Ultimately, China’s base in Djibouti is a component of Xi Jinping’s flagship “One Belt, One Road” initiative.
Superficially that looks like a project to deepen economic ties between China and many of its trade partners. But consider the series of ports that China is building, has developed, or expressed interest in.
China is building Colombo Port City, a patch of land to be reclaimed off the shore of Sri Lanka’s capital, and will own Port City when it is operational.
China has ambitions to transform Bangladesh’s Chittagong port. (That may not happen. Japan might have established a foothold there already.)
A Chinese state-owned enterprise signed a 40-year lease for control of the Gwadar Port free trade zone in Pakistan.
China invested $2.5 billion in a port on Maday Island in Burma to secure an oil and gas pipeline in Yunnan Province.
China uses Port Victoria in the Seychelles as a refueling point for anti-piracy operations, and gifted a purpose-built vessel to the Seychelles Coast Guard for patrols.
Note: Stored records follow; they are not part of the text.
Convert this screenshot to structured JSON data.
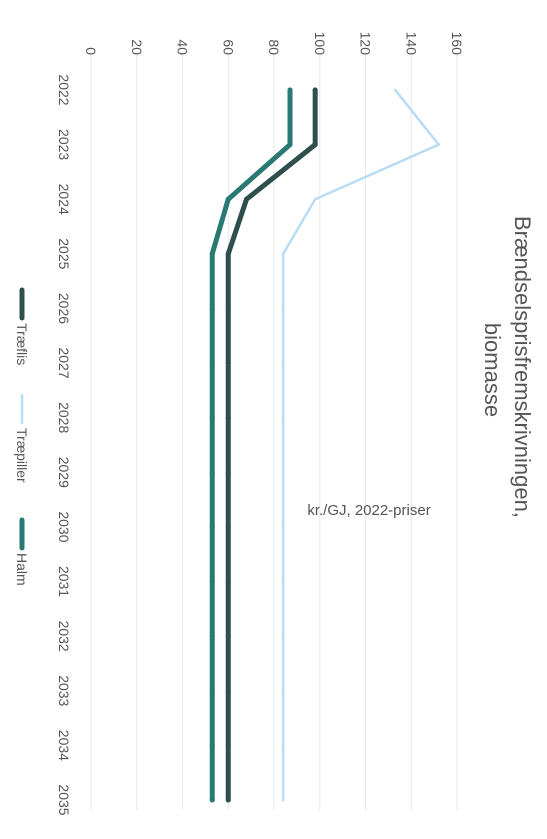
{
  "chart_data": {
    "type": "line",
    "title_lines": [
      "Brændselsprisfremskrivningen,",
      "biomasse"
    ],
    "ylabel": "kr./GJ, 2022-priser",
    "xlabel": "",
    "ylim": [
      0,
      160
    ],
    "yticks": [
      0,
      20,
      40,
      60,
      80,
      100,
      120,
      140,
      160
    ],
    "categories": [
      "2022",
      "2023",
      "2024",
      "2025",
      "2026",
      "2027",
      "2028",
      "2029",
      "2030",
      "2031",
      "2032",
      "2033",
      "2034",
      "2035"
    ],
    "grid": true,
    "legend_position": "bottom",
    "series": [
      {
        "name": "Træflis",
        "color": "#2f4f4f",
        "width": 5,
        "values": [
          98,
          98,
          68,
          60,
          60,
          60,
          60,
          60,
          60,
          60,
          60,
          60,
          60,
          60
        ]
      },
      {
        "name": "Træpiller",
        "color": "#b7dcf3",
        "width": 2.5,
        "values": [
          133,
          152,
          98,
          84,
          84,
          84,
          84,
          84,
          84,
          84,
          84,
          84,
          84,
          84
        ]
      },
      {
        "name": "Halm",
        "color": "#2a7a73",
        "width": 5,
        "values": [
          87,
          87,
          60,
          53,
          53,
          53,
          53,
          53,
          53,
          53,
          53,
          53,
          53,
          53
        ]
      }
    ]
  }
}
A decade-old Booz Allen Hamilton report calls these ports part of China’s “string of pearls”—a network of facilities that run through major maritime chokepoints and strategic locations.
What we see now is the PLAN expanding westward.
China says it maintains a non-interventionist principle in its foreign policy, but when Chinese troops set foot in Djibouti, it will be clear that Xi’s “One Belt, One Road” economic plan has a strong military component, setting a disturbing precedent where China attempts to exert dominance of global shipping routes, both economically and militarily.
For the Chinese navy, that means a significant adjustment to their role. Not only are they meant to secure Beijing’s interests in the East and South China Seas, the Chinese navy is now also a tool of power projection around the globe.